CD REVIEWS: Alizon’s first solo effort looks at love in many genres...
Alizon Lissance is best known to area music fans as the keyboard wizard for The Love Dogs, Boston’s premier band for swing and R&B. Before she started her 12-year stint with the canines, Lissance was also a founding member of the late, lamented Girls Night Out, Beantown’s 1970s all-female rock ’n’ soul band. This is her first solo effort, and it encompasses songs recorded with a variety of combos, dating from 1991 to the present.

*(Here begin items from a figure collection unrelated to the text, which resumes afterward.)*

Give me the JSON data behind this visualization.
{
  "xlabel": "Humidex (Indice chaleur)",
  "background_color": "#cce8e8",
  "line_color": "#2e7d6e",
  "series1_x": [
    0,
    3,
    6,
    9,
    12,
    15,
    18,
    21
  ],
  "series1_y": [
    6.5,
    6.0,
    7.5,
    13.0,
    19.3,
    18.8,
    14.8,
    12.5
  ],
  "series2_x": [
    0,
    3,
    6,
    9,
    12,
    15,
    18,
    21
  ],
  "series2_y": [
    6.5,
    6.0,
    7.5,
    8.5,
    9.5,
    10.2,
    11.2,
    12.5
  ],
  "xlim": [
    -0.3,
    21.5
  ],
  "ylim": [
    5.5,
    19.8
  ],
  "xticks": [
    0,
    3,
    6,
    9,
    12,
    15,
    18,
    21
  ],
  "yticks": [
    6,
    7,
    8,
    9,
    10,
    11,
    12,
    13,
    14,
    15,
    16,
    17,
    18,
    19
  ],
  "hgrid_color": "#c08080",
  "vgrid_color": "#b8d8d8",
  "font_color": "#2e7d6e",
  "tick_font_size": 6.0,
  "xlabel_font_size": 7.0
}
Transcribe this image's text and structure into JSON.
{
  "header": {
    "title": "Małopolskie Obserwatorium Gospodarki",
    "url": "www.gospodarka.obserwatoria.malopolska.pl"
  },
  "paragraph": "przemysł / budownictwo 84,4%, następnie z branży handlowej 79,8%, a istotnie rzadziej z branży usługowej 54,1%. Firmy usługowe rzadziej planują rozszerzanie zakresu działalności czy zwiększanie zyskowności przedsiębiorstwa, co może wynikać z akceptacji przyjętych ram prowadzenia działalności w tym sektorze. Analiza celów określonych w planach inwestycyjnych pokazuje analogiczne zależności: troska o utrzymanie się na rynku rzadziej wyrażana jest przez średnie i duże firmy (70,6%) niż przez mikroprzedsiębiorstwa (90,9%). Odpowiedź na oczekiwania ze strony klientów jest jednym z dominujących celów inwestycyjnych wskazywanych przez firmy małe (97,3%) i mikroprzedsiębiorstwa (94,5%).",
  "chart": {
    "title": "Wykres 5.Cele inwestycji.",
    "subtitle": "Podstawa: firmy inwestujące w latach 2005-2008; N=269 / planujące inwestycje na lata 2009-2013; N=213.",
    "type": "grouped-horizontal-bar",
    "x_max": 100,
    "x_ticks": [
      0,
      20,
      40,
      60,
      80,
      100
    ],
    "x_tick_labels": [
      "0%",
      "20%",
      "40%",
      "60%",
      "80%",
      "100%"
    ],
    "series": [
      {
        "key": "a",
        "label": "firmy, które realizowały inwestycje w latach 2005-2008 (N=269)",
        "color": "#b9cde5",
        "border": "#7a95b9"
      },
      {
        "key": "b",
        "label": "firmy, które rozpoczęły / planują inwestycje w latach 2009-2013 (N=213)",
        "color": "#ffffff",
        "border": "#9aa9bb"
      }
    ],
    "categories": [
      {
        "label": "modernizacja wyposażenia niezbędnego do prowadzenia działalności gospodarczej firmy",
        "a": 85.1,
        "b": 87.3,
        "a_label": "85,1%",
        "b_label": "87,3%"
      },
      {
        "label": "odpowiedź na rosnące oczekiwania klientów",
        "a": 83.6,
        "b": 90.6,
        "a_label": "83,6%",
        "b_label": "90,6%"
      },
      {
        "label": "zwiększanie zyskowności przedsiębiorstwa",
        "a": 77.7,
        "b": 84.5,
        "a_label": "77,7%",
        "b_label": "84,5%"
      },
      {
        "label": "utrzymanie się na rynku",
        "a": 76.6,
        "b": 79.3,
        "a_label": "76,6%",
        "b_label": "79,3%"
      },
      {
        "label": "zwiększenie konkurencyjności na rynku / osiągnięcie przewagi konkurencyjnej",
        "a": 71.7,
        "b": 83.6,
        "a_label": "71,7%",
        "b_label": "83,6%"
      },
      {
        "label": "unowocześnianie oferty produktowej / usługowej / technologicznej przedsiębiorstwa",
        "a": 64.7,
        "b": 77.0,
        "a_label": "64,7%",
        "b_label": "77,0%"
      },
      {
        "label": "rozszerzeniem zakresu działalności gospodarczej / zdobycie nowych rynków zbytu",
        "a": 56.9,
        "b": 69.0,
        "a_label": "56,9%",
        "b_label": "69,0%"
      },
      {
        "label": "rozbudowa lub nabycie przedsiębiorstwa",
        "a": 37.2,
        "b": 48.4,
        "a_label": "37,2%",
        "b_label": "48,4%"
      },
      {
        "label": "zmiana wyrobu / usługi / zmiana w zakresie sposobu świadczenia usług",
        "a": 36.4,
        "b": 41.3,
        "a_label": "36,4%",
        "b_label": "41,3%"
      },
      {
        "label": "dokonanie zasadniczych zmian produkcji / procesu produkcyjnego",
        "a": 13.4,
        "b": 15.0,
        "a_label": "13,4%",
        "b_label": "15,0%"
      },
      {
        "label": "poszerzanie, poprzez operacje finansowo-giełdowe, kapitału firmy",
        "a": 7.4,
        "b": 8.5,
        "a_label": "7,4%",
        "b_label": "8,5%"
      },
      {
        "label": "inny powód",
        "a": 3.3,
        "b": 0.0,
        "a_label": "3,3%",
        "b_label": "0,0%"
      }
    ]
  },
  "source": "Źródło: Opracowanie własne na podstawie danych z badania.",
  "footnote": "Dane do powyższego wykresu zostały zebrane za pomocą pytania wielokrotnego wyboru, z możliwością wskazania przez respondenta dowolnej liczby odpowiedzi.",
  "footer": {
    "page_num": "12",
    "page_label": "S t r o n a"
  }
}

The basic lyrical theme running through all 12 Lissance originals is love and the difficulty of finding one you can believe in, but the musical styles vary tremendously. Most of this album is far afield from the Love Dogs’ style of lighthearted, incessantly swinging R&B. The major revelation for longtime Love Dogs fans will be Alizon’s vocals, which show a range and power not normally needed with the Dogs.
The album opens with the title cut, a bluesy pop number where Alizon successfully navigates something close to rock, blues and New Orleans style boogie with aplomb - watch out Marcia Ball. The next tune is ‘‘Truth-Lie,’’ a torchy ballad about veracity in relationships, which rides a majestic piano melody and really highlights Lissance’s superb vocal chops.
You almost wish folks like Celine Dion could do songs with this much realism, not to mention this command of nuance.
Barrelhouse piano and a wailing harmonica solo from Little Annie Raines propel ‘‘Broken in Two,’’ a song of heartbreak, delivered with joyful gusto, at a breakneck pace. ‘‘Only Time Will Tell’’ is a smoldering jazz ballad, unearthing yet another shade of Lissance’s vocal prowess. Four songs into the CD she’s done R&B, power pop balladry, rollicking roadhouse piano, and now smoky jazz - clearly Lissance is mistress of many styles.
The tune on this album closest to the Love Dogs work is ‘‘Lost and Found,’’ a swinging bit of R&B with a dollop of humor, as the singer gleefully takes it over the top to good effect. ‘‘The World You Keep Inside’’ is one of the most compelling/mystifying tunes, lyrically dealing with the hazards of loving someone who remains remote, yet riding a peppy Latin melody that might be samba or bossa nova, enhanced by Barbara London’s flute skittering over it all.
Lissance returns to the smoky jazz mode for ‘‘Icy Blue Heart,’’ which liner notes tell us she wrote about the Pamela Smart murder case, and here London’s flute provides deft accents to the sultry, yet chilling tale. The pop ballad ‘‘Baby Don’t Be Blue’’ is a bit too generic, and a bit too long. But the 1991 tune ‘‘It’ll Be Alright,’’ with Girls Night Out pal Myanna on saxophone exchanging lines with Alizon on organ, is a delightful jazzy pop song of validation.
The CD ends with the solo piano ballad ‘‘Nobody Believes Me,’’ a minimalist jazz tune about a harrowing relationship, where the pain and world weariness in her vocal is stunning.
The very versatility of this album might make it hard to promote, and nearly impossible to categorize. But savvy music fans will enjoy this compilation of the many sides of a very familiar face.
Lissance and her quartet, Alizonia, play the Sitting Bull in Maynard July 27. She plays in a duo with bassist Greg Holt on July 31 at the Village Forge Tavern in Concord. But if you want to see her with the Love Dogs, swing by the Sea Note in Hull Saturday night, and you won’t be disappointed.